Abstract Background Hispanics often have disparities at the end of life. They are more likely to die full code and less likely to have discussions regarding prognosis and do not resuscitate (DNR)/do not intubate (DNI), despite studies showing Hispanic values comfort over the extension of life. Barriers to patient-centered care include language,socioeconomic status and health literacy. Context We evaluated the impact of palliative care (PC) consults on the change of code status and hospice referrals, comparing seriously ill Hispanic and non-Hispanic white patients. Method A retrospective cohort study of all white and Hispanic patients referred to the PC service of a county hospital from 2006 to 2012. We evaluated ethnicity, language, code status at admission and after PC consult, and hospice discharge. Chi-squared tests were used to analyze characteristics among three groups: non-Hispanic white, English-speaking Hispanic, and Spanish-speaking Hispanic patients. Results Of 925 patients, 511 (55%) were non-Hispanic white, 208 (23%) were English-speaking Hispanic, and 206 (22%) were Spanish-speaking Hispanic patients. On admission, there was no statistically significant difference in code status among the three groups (57%, 64%, and 59% were full code, respectively, p = 0.5).
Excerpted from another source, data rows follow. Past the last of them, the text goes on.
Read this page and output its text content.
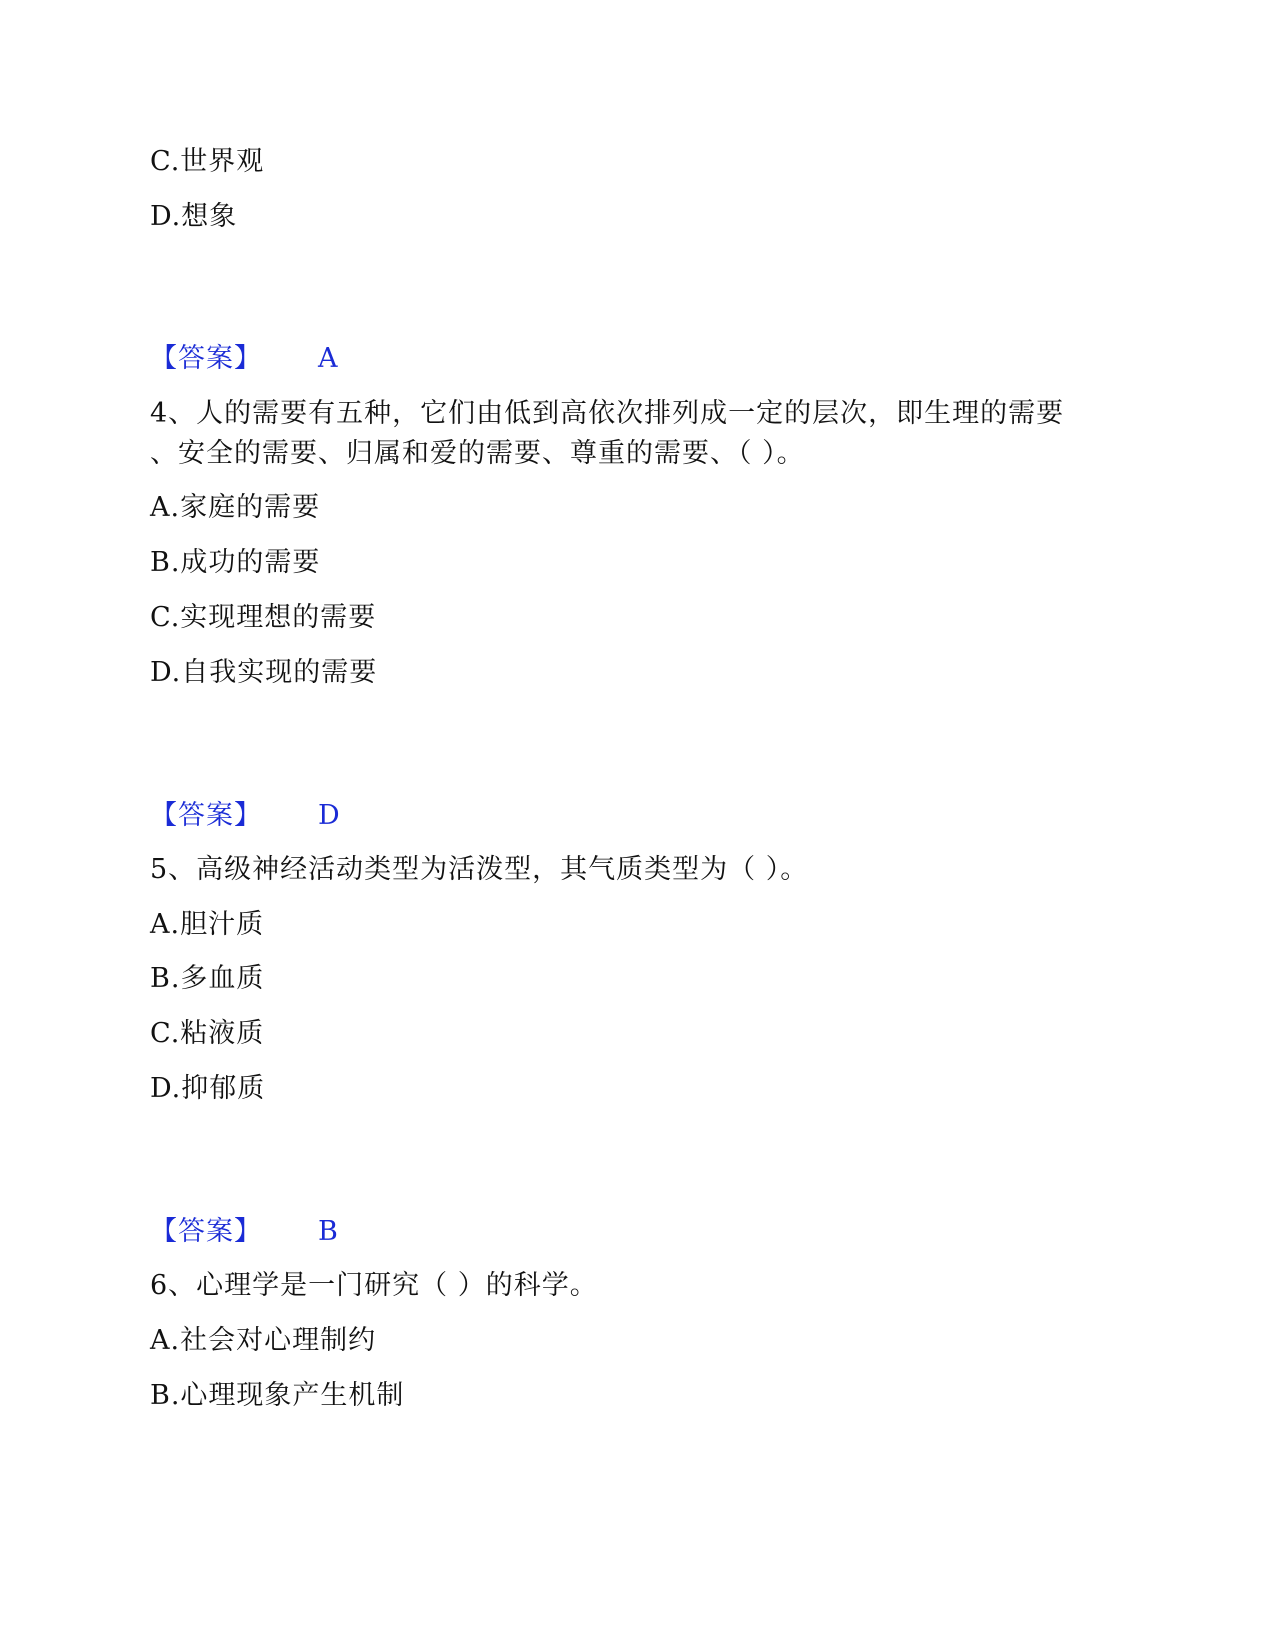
C.世界观
D.想象
【答案】 A
4、人的需要有五种，它们由低到高依次排列成一定的层次，即生理的需要
、安全的需要、归属和爱的需要、尊重的需要、（ ）。
A.家庭的需要
B.成功的需要
C.实现理想的需要
D.自我实现的需要
【答案】 D
5、高级神经活动类型为活泼型，其气质类型为（ ）。
A.胆汁质
B.多血质
C.粘液质
D.抑郁质
【答案】 B
6、心理学是一门研究（ ）的科学。
A.社会对心理制约
B.心理现象产生机制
After PC consults, Spanish-speaking Hispanic patients were more likely to change their code status to DNR/DNI when compared with non-Hispanic white and English-speaking Hispanic patients (44% vs. 32% vs. 28%, p = 0.05). Spanish-speaking Hispanic patients were more likely to be discharged to hospice when compared with English-speaking Hispanics and non-Hispanic whites (33%, 29%, and 23%, respectively, p = 0.04). Significance of results Spanish-speaking Hispanic patients were more likely to change from full code to DNR/DNI compared with non-Hispanic white and English-speaking Hispanic patients, despite similar code status preferences on admission. They were also more likely to be discharged to hospice. PC consults may play an important role in helping patients to align their care with their values and may prevent unwanted aggressive interventions at the end of life.